В своём ночном наваждении, путая душу и тело, я искренне думал, что причинил тебе душевную боль, и вот, ночью, твоя душа закровоточила…
Боже мой, что со мной тогда было!
Я лёг лицом возле твоих милых бёдер и этого алого пятнышко, похожего на аленький цветочек, и гладил его, целовал и просил у него прощения.

Твой голос проснулся на миг, прошептал: милый, давай спать, ложись, завтра рано вставать.
Грустно улыбнувшись, я поднёс палец к губам и лёг лицом возле алого пятнышка: у твоих милых бёдер за моими плечами, были идеальные очертания крыльев…
Я долго смотрел на потолок: листву теней от люстры, уносил к окну, мгновенный, осенний свет фар от свернувшей во двор машины.
Потянувшись к столику возле постели, я взял твои маленькие ножнички.
В сумерках, в моей руке, они сверкнули пронзительной, раненой ласточкой: я однажды подобрал её на дороге и прижав к груди, принёс домой. Ты помнишь?
Я лёг на своё место, лицом, к милому, алому пятнышку.
Сделал надрез на вене, чуть выше левого запястья, похожего на веточку дерева за нашим окном, и пятнышко на простыне стало увеличиваться.
Моя кровь тепло смешивалась с твоей кровью. Моя душа… протекала навстречу тебе, любимая.
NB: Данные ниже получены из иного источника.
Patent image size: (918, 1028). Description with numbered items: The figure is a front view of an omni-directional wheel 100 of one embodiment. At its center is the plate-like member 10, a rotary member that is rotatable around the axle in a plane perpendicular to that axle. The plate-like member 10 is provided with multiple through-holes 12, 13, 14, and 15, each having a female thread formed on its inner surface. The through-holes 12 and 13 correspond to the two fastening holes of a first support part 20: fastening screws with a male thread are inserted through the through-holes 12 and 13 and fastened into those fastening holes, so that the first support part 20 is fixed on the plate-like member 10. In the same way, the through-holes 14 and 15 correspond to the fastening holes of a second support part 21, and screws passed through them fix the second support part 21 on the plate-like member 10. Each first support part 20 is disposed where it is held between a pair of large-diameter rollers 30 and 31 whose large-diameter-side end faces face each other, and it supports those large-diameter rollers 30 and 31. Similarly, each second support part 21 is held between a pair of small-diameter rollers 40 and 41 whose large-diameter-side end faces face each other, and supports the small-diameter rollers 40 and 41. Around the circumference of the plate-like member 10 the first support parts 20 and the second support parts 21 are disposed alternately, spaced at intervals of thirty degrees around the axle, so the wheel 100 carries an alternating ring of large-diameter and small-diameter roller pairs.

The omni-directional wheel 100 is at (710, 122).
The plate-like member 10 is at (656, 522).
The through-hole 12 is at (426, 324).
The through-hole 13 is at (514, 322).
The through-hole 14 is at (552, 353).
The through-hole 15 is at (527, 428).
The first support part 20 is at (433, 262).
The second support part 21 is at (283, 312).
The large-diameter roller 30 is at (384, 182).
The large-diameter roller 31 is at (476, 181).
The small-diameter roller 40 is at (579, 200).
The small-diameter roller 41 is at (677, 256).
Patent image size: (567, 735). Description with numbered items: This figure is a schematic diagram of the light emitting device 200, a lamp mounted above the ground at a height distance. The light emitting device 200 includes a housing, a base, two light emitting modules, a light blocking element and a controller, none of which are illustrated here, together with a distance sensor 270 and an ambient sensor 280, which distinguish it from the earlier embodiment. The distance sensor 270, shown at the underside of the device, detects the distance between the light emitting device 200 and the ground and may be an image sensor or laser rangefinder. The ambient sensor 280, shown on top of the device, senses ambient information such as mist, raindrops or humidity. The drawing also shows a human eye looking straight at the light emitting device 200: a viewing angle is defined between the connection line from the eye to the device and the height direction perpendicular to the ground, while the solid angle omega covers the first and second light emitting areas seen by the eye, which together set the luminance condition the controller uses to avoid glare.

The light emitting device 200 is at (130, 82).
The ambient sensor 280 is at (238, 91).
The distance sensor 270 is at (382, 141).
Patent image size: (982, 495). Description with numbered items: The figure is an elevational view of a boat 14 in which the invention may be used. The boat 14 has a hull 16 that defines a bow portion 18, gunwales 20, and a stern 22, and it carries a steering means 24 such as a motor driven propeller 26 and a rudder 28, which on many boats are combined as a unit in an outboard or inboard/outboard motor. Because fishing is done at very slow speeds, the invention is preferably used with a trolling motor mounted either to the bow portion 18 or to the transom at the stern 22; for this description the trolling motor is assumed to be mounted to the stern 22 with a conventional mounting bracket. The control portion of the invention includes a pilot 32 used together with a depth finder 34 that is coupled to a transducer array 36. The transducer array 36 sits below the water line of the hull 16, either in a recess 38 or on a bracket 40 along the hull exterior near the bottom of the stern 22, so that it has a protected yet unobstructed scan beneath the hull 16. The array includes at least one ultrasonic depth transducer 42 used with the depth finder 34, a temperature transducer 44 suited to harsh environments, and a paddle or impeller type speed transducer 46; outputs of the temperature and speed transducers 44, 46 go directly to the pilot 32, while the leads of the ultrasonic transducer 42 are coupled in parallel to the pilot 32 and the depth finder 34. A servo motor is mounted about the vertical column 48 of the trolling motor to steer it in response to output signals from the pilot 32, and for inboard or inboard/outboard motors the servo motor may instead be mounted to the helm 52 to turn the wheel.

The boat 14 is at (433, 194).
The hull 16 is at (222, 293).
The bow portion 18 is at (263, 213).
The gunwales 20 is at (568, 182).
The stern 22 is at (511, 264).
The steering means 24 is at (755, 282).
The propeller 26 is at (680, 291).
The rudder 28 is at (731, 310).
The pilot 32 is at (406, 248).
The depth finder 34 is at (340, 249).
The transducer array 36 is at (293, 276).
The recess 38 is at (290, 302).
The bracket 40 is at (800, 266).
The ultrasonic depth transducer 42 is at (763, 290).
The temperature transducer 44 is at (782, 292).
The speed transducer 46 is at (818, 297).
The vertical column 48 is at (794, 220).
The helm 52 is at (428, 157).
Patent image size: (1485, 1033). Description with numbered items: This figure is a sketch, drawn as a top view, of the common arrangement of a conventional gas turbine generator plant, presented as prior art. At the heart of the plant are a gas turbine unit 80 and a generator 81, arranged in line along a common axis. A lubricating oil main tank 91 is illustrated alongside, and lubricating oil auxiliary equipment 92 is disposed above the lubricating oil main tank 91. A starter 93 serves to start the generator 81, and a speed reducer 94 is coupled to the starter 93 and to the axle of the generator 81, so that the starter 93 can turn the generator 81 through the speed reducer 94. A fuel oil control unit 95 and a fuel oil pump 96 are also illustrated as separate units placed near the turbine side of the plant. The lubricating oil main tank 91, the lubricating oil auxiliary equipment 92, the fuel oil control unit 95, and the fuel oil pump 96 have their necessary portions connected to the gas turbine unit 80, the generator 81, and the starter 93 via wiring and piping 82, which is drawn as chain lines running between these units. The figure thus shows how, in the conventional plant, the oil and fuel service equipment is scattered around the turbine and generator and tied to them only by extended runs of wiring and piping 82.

Повернувшись на бок, я робко коснулся твоего плеча. Ты его так мило отдёрнула, сказав: милый, не сейчас, я хочу спать…
Я вновь спустился к нашему тёплому пятнышку.
Оно сейчас лежало между нами, совсем как наш ребёнок.
Кончик языка у меня онемел и кончики пальцев на руках стали прозрачно-прохладными, словно я ночью, долго-долго рвал для тебя цветы и мяту.
Хотел было тебя разбудить, но стало почему-то стыдно.
Нет, не того что я сделал. Меня уже почти не было. Я шагнул большей частью себя, самой нежной, что любит тебя больше жизни, в сирень бессмертия.
Я стыдился своего бессмертия, простёртого рядом с тобой, ибо на темно освещённой постели, за твоими плечами, таинственно просияли асфоделиевые цветы и яркая рябь крыльев.
Стали видные мои сокровенные чувства к тебе, вся моя боль и нежность, которые я не мог высказать тебе, любимая.

Ты не поверишь, в этот миг, я приревновал тебя.. к ангелам. Я уже видел всё блаженно и смутно…
Мне стало страшно и я зажал рукой свою рану, словно рот ангела, который хотел тебе что-то сказать, а потом перетянул её твоими чулками: призраки твоих милых ножек, спасли мою жизнь…
Мне иногда ночью кажется, что я в ту ночь всё же, умер, и всё что было потом, мне снится в бреду. И наши ссоры, тоже, снятся…
Я тебя очень сильно люблю, ты слышишь меня?
Любимая… ты, плачешь? Не надо. Всё будет хорошо.
Главное, мы вместе. Мы ведь вместе?
Ну не плачь же. Посмотри в окно. Так много звёзд… словно мы не на земле, а где-то на орбите далёкой и грустной планеты.
А ещё мне снится… что это не я умер, а ты, и тогда я просыпаюсь в слезах, беру в свои руки твою тёплую ладошку, и разговариваю с ней в ночи.